Due milioni di euro e una provvisionale di 750 mila euro. E’ il risarcimento chiesto dall’avvocato Fabio Anselmo, legale della famiglia di Stefano Cucchi a conclusione del suo intervento nel processo a carico di otto carabinieri accusati di avere messo in atto depistaggi per sviare il corso delle indagini sulla morte del giovane, avvenuta nell’ottobre del 2009. “Non ce la facciamo più – ha detto il legale – Siamo stati carne da macello per queste persone, ma noi siamo essere umani: è stato fatto di tutto per nascondere responsabilità gravi”. Nell’intervento dall’aula bunker di Rebibbia Anselmo ha ricordato come il corpo di Stefano fosse “un mappamondo di lesioni”.

Per i presunti depistaggi sono imputati otto carabinieri: il generale Alessandro Casarsa all’epoca dei fatti comandante del Gruppo Roma, e altri 7 carabinieri, tra cui Lorenzo Sabatino, allora comandante del reparto operativo dei carabinieri di Roma. Le accuse, a vario titolo e a seconda delle posizioni sono quelle di falso, favoreggiamento, omessa denuncia e calunnia. Per tutti il pm Giovanni Musarò ha chiesto la condanna. “Questa è stata una vicenda tremenda per la famiglia, per gli agenti penitenziari, per lo Stato, e anche per l’Arma che è parte civile. Da queste quaranta udienze, da questa inchiesta – ha detto l’avvocato – è emerso che esistono tanti parti sane nell’Arma dei carabinieri”. Nel 2015, ha ricordato Anselmo, “si è perso però il treno per poter rimediare e si reiterato il depistaggio. Anche dopo quella data e anche per quello che è accaduto in quest’aula ci sono stati segnali inquietanti”.

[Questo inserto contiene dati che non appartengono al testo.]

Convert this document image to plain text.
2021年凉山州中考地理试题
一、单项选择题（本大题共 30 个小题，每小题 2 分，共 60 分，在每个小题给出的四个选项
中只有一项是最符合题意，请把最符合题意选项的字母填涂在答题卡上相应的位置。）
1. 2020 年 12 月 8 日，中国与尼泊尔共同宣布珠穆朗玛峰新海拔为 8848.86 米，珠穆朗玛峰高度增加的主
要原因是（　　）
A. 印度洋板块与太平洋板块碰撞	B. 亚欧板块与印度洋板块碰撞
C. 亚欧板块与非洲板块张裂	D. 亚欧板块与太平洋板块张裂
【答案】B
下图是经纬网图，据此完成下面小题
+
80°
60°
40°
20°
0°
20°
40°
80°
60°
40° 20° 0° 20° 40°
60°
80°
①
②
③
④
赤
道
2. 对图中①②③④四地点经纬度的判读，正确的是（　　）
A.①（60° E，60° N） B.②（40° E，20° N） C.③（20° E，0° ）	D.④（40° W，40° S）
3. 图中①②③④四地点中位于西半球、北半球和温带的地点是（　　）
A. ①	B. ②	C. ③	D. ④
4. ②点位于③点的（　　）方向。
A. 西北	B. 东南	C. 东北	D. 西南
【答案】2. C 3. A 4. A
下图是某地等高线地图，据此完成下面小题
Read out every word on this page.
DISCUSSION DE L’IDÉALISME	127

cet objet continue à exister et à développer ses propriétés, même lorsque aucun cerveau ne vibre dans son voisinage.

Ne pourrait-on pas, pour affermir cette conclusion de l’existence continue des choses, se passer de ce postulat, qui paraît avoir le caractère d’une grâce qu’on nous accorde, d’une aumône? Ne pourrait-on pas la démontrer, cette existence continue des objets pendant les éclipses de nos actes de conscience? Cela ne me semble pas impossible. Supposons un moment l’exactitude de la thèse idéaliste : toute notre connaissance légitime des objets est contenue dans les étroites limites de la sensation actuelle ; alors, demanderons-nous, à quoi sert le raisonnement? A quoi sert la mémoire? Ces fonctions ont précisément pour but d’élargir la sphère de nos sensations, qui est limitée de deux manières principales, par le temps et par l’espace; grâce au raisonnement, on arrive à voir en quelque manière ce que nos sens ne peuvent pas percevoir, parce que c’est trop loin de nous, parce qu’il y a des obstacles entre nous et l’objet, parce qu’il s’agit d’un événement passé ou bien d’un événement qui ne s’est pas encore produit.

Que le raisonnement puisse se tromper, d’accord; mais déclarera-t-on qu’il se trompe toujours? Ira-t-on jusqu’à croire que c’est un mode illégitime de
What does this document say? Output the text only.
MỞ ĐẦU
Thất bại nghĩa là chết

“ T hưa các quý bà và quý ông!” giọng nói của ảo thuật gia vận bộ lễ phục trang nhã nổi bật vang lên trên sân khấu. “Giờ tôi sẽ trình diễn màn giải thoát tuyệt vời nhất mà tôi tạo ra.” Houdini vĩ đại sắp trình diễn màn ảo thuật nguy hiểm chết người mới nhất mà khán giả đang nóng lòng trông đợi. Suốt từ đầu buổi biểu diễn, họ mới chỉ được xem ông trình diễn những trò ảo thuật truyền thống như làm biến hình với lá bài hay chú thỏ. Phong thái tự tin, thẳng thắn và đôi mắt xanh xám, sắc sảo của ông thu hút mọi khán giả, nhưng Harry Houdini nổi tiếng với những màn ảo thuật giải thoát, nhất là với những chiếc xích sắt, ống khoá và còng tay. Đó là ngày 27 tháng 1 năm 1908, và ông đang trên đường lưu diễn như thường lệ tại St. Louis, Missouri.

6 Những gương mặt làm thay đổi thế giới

L’avvocato Anselmo ha ricordato che tra i militari “c’e anche chi ha avuto il coraggio di parlare. qualcuno lo ha fatto in ritardo ma ha avuto coraggio”. “Quando parlo di umanità penso a Colombo Labriola (uno degli otto imputati e all’epoca dei fatti comandante della stazione di Tor Sapienza, una delle stazioni dove Cucchi fu trattenuto nella camera di sicurezza ndr), non si può non apprezzare il suo comportamento processuale, il suo coraggio nel tenere testa ai superiori, la sua onestà intellettuale nel riferire ciò che andava anche contro di sè”.